In the Bethe approximation, one considers explicitly a small cluster consisting of one "central" spin and its nearest neighbours. The spins further out from the central one are replaced by their mean-field values $m$. This can be taken to be a constant, but as-yet-undetermined value. Now, the energy of the small cluster, in its surroundings of fixed mean-field spins, is written down, and from this the statistical mechanics of the small cluster of explicit spins can be worked out in detail. The value of $m$ is determined self consistently. I won't go through that part in detail: from your question, it looks like you are just troubled by this first step.
Your second equation gives the energy for this small cluster, for a very simple example: the one dimensional Ising model. The central spin is labelled $0$, and its neighbours labelled $1$ and $2$. The interactions $J$ between $0$-$1$ and $0$-$2$ are given explicitly, as are the $J$ interactions between the neighbours $1$ & $2$ and the mean field spins $m$ which are outside them. Also the external field terms $h$, acting on all three explicit spins, appear. That's all you need to compute the partition function for the three spin cluster, surrounded by the mean field.

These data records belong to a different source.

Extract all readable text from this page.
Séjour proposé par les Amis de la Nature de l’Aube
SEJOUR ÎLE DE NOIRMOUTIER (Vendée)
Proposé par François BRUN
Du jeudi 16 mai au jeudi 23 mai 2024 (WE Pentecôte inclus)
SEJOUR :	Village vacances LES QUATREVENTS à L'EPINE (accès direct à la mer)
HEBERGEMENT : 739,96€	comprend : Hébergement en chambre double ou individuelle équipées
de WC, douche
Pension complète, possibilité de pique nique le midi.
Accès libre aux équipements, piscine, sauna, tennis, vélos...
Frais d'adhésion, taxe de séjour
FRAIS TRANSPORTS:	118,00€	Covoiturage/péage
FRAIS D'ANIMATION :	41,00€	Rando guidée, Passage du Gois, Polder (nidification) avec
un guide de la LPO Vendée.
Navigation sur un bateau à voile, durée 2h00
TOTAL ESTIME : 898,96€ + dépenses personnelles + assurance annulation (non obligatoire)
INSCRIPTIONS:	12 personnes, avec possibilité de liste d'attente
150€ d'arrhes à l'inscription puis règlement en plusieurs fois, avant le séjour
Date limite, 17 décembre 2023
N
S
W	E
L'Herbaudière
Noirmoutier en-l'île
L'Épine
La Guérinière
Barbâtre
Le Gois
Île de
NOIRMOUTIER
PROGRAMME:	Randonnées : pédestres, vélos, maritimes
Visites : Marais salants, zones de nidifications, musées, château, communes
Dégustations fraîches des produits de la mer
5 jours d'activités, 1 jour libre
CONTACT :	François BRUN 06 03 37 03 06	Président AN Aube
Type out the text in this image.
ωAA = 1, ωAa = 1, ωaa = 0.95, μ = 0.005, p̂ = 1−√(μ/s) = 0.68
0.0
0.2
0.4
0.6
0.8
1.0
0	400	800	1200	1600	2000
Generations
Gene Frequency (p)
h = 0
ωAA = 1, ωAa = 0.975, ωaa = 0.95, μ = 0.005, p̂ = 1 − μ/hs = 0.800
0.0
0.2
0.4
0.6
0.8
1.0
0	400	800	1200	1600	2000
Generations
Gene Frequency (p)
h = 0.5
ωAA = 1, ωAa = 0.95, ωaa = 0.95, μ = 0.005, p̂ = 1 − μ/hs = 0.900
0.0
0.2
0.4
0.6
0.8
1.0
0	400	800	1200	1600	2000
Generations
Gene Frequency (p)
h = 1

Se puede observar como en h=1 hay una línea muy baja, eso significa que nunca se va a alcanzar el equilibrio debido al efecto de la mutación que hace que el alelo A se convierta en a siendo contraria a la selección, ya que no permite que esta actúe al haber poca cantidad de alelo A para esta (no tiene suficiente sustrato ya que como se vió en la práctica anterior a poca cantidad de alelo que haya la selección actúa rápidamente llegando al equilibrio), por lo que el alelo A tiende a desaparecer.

So the answer to your question is that the pair sum is not performed in entirety: just the part corresponding to the small cluster embedded in a surrounding mean field. Or, if you prefer, all the terms in the sum over neighbouring pairs are included, but the spin values for those spins not included explicitly in the cluster are set equal to $m$, and this gives a large number of constant terms in the sum, which can be dropped as they will not affect the final result. That's the nature of the approximation.